The consumer affairs watchdog fined the companies a record £225m for fixing pricing levels between 2001 and 2003. Specifically, Imperial Tobacco and Gallaher conspired over promotions and restricted retailers from setting their own tobacco prices.

Imperial, the maker of Lambert & Butler cigarettes, was hit with a £112.3m charge. The company said it planned to appeal against the decision, adding: "Imperial Tobacco looks forward to the appeal hearing, given that this will be the first time in the course of a seven-year investigation that the allegations made by the OFT will be reviewed by an independent tribunal."

Gallaher, the producer of Benson & Hedges, was also found to have broken competition law and fined £50.4m. It had already admitted responsibility after being presented with a statement of objections in 2008.

Simon Williams, the OFT's senior director of goods, said: "Practices such as these, which restrict the ability of retailers to set their resale prices for competing brands independently, are unlawful. They can lead to reduced competition and ultimately disadvantage consumers."

Wm Morrison, Asda, the Co-operative Group, One Stop Stores, Safeway, Shell, Somerfield, First Quench and TM Retail were also found guilty.

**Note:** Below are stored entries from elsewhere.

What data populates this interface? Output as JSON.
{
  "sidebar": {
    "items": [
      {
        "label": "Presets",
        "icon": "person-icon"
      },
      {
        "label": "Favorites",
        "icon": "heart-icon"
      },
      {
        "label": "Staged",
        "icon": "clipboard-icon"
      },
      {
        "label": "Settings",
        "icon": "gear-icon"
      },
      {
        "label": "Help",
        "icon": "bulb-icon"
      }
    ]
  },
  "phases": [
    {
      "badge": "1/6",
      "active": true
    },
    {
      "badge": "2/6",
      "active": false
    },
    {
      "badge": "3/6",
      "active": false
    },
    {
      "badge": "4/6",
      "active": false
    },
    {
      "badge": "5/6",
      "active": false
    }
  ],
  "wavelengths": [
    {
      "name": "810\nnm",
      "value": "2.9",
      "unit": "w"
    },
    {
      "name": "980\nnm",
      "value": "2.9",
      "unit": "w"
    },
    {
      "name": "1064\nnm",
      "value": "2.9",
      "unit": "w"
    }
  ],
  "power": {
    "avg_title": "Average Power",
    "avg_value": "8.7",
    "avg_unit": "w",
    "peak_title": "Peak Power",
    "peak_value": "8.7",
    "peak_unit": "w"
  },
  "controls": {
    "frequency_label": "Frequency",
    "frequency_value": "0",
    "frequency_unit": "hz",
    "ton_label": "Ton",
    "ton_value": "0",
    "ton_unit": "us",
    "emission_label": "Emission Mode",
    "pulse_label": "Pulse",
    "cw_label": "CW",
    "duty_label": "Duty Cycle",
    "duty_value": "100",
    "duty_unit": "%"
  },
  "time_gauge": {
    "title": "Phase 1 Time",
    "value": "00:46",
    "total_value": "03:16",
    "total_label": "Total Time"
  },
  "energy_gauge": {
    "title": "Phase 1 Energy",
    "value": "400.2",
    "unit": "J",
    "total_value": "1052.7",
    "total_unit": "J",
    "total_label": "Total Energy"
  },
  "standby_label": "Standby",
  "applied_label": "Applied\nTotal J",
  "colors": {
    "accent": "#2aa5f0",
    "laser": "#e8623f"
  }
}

The OFT said J Sainsbury would not be fined after blowing the whistle, while an investigation into Tesco was dropped after the watchdog said it had insufficient evidence.

Morrisons also said it would appeal. "Morrisons considers the OFT's stance to be illogical and without foundation," the group said. "The practices to which the OFT refers were intended to reduce the retail prices charged to consumers, and the OFT has itself acknowledged that its case is based on a novel interpretation of the law."

Morrisons, the grocer which bought Safeway in 2004, has faced a previous OFT investigation into the alleged fixing of milk prices dating back to 2001. Shell said it may appeal but did not give details on what grounds it might challenge the OFT's findings. The Co-op also said it was mulling over its options.

Asda said it considered the matter closed after co-operating with the inquiry. "As we said two years ago, everyone at Asda is very sorry about what happened," it added. "These events date back almost 10 years and, though we can't turn back the clock, we recognised there were lessons to be learned and we have learnt them. As you would expect, we have co-operated fully with the OFT throughout its investigation."

First Quench, One Stop Stores, Sommerfield and TM Retail all accepted the OFT's charges.